Quando latia chamando os meninos, só ouvia impropérios. Se insistia, alguém aparecia para ameaçá-lo com o cabo de vassoura, e ficou transtornado quando viu o próprio Jerome, aquele que lhe dera um nome um dia, investir contra ele e o acertou nas costas pela primeira vez. Tornou-se uma espécie de detento. Com o tempo tornou-se neurótico.

Dois anos depois, de pele ressecada e sem seu pelo brilhante, magro, doente e esquecido, foi a óbito em silêncio no início da manhã. Havia cumprido seu anônimo e incompreendido compromisso. Oferecer o exemplo, mostrar o que é paciência, obediência, fidelidade, disciplina, sensibilidade.

Mas, já não tinha razões nem para ficar e nem para querer voltar. Se não podiam, ou não queriam compreendê-lo, agora havia chegado a hora de ir embora. Por pura displicência humana não entenderam o que poderia estar acontecendo com Sonic, já que apoio veterinário ainda era algo fora de questão.

Dos males, talvez se entendesse que este fosse o menor; morrer sem socorro. Afinal, e até por honestidade para com a família, não ocorreu a ninguém o abandonar doente em algum lugar desconhecido no meio da noite. Bolinha de pelos, ou Sonic, era na realidade um lindo filhote de Labrador Retriever dourado.

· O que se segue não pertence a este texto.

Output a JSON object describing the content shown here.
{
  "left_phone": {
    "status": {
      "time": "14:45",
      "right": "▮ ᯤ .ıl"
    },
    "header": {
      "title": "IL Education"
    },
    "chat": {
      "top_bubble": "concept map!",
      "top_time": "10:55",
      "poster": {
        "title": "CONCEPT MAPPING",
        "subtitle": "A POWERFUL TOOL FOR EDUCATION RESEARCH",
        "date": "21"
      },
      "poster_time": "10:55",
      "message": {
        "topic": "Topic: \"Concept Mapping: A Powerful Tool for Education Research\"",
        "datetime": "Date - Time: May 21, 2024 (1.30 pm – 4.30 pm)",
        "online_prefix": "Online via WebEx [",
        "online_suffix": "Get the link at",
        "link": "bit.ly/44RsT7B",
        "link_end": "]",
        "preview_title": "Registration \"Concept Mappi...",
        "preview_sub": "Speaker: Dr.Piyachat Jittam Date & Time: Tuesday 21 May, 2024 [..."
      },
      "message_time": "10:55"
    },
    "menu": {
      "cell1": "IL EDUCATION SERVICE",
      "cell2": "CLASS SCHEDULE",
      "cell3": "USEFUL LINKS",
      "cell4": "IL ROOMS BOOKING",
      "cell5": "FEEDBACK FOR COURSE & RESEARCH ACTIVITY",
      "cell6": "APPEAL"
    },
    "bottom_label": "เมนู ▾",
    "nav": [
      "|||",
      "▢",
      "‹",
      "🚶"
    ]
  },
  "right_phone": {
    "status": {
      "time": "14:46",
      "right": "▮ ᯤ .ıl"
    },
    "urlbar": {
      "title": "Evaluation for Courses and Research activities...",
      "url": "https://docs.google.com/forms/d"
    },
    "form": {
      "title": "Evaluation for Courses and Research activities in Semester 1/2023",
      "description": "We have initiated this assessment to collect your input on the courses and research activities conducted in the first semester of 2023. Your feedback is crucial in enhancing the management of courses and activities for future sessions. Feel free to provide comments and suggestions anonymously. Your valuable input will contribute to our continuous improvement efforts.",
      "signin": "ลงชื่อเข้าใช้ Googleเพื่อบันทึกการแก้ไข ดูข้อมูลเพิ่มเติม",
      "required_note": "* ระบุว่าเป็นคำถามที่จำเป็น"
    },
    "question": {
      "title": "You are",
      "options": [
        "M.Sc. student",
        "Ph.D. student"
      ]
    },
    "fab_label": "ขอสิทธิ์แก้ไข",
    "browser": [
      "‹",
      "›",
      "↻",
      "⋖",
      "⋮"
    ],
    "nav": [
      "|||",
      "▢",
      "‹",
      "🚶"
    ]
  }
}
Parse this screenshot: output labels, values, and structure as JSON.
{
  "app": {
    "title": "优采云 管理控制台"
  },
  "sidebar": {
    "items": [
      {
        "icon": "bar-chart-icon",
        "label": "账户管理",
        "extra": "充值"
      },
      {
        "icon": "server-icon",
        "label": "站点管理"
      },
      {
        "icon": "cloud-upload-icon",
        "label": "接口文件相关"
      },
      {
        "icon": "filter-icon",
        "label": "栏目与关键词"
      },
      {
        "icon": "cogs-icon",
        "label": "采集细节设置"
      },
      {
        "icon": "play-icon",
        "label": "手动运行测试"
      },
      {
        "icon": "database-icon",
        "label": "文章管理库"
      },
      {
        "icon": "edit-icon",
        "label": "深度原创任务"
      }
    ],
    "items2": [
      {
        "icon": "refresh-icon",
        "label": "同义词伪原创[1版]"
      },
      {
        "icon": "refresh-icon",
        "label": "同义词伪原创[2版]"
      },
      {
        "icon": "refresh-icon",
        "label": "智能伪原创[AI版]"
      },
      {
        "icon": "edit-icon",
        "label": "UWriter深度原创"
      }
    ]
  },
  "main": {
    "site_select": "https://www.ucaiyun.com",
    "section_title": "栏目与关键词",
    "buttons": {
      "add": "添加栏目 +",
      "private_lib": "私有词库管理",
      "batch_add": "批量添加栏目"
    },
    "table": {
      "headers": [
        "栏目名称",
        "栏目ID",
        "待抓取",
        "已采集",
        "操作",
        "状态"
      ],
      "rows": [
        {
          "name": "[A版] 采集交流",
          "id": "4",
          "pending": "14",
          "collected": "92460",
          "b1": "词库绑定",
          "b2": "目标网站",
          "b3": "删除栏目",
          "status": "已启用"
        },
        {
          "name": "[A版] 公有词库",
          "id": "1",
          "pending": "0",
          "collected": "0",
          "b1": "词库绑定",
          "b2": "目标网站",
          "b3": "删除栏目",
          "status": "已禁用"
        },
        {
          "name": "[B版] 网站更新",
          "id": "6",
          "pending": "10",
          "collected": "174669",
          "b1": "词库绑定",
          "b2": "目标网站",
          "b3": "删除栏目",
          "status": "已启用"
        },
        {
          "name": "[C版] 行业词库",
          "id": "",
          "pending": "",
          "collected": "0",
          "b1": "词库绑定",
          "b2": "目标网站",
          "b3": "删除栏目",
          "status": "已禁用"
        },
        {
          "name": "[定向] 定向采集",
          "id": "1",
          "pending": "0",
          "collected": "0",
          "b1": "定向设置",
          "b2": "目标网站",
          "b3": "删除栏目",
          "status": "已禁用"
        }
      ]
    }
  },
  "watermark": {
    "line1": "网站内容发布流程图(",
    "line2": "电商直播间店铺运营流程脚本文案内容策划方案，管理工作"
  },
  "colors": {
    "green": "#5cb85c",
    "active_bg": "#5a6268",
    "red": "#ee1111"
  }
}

Foi confundido com mistura de pastor alemão com cão de caça, diziam uns. Outros entendidos diziam que era pastor branco misturado com lobo, daí sua pelagem um pouco mais escura. O aspecto robusto do filhote atestava o palpite certeiro. De qualquer forma o cachorro parecia de marca boa. Agora pouco importa, nem que fosse um vira-lata, foi esquecido do mesmo jeito. Nem os palpiteiros se interessaram em saber dele.

As lembranças de tudo isso ainda ensejou em alguns outros vizinhos uma certa desconfiança de que o problema não seria propriamente o cachorro. Enquanto deixava seu corpo estendido perto da máquina de lavar, seu espírito foi conduzido por algum amigo que esperava por ele e veio buscá-lo. Sonic levantou-se e o acompanhou sem olhar para trás, correndo para o alto. Afinal, não dizem que os cães merecem o céu?

Aos Freds, Príncipes, Iagos, Sheiks e tantos outros que viveram e morreram esquecidos no fundo do quintal.

 

 

                                                                   “Eu temo pela humanidade quando penso que Deus é justo.“ —  Thomas Jefferson.

                                                                                                                                    In: Notes on the State of Virginia, 1785.